Pur trattandosi di un giallo, Il furto della Divina Commedia di Dario Crapanzano (Milano 1939-2020) non riserva misteri. Alcuni l’hanno trovato piacevole, altri scontato: dell’opera si parla solo nel titolo, e il pregio di Crapanzano consiste forse nell’offrirci pagine facili dopo le letture più impegnative dei mesi scorsi. In questo libro leggero -quasi una parodia del poliziesco come genere letterario- la storia si svolge in una scuola della Milano degli anni ’50 con le caratteristiche dell’epoca: l’ispettore Fausto Lorenzi infatti ascolta la radio e non la televisione, non ancora diffusa nelle case degli italiani. Al preside della scuola, il Professor Michele Esposito, collezionista di incunaboli, viene misteriosamente sottratto un raro esemplare della Divina Commedia recentemente acquistato, e toccherà a Lorenzi risolvere il caso. Nelle indagini dell’ispettore, però, il capolavoro di Dante non viene più citato, preferendo forse Crapanzano, scomparso nel 2020, lasciare il lettore a dgiuno e invogliarlo a studiare.

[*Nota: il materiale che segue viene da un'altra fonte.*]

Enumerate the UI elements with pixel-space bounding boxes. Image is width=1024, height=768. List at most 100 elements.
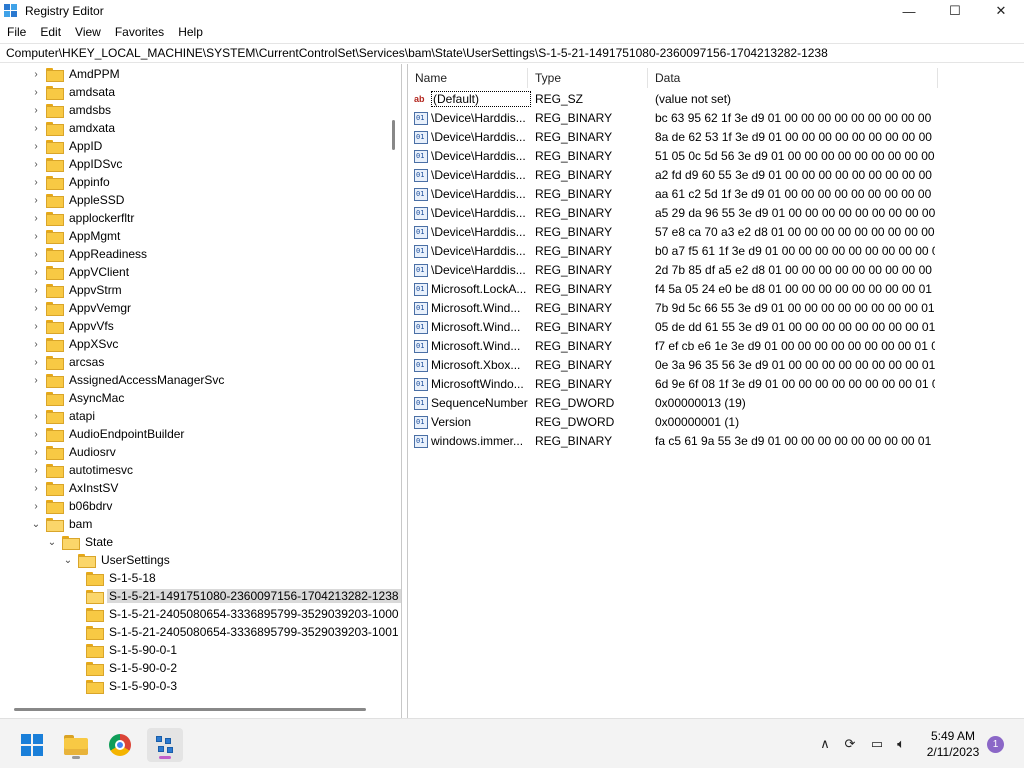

Nella sua semplicità, Il furto della Divina Commedia offre infatti l’occasione di parlare del capolavoro cui fa riferimento, la Comedia di Dante Alighieri (1265-1321), della cui morte si celebra quest’anno il 700o anniversario: il mondo accademico, quello editoriale (fino ai Manga), nonché la comunità delle lettrici e dei lettori di tutto il mondo ricorda un autore visionario, in molti sensi precursore dei tempi.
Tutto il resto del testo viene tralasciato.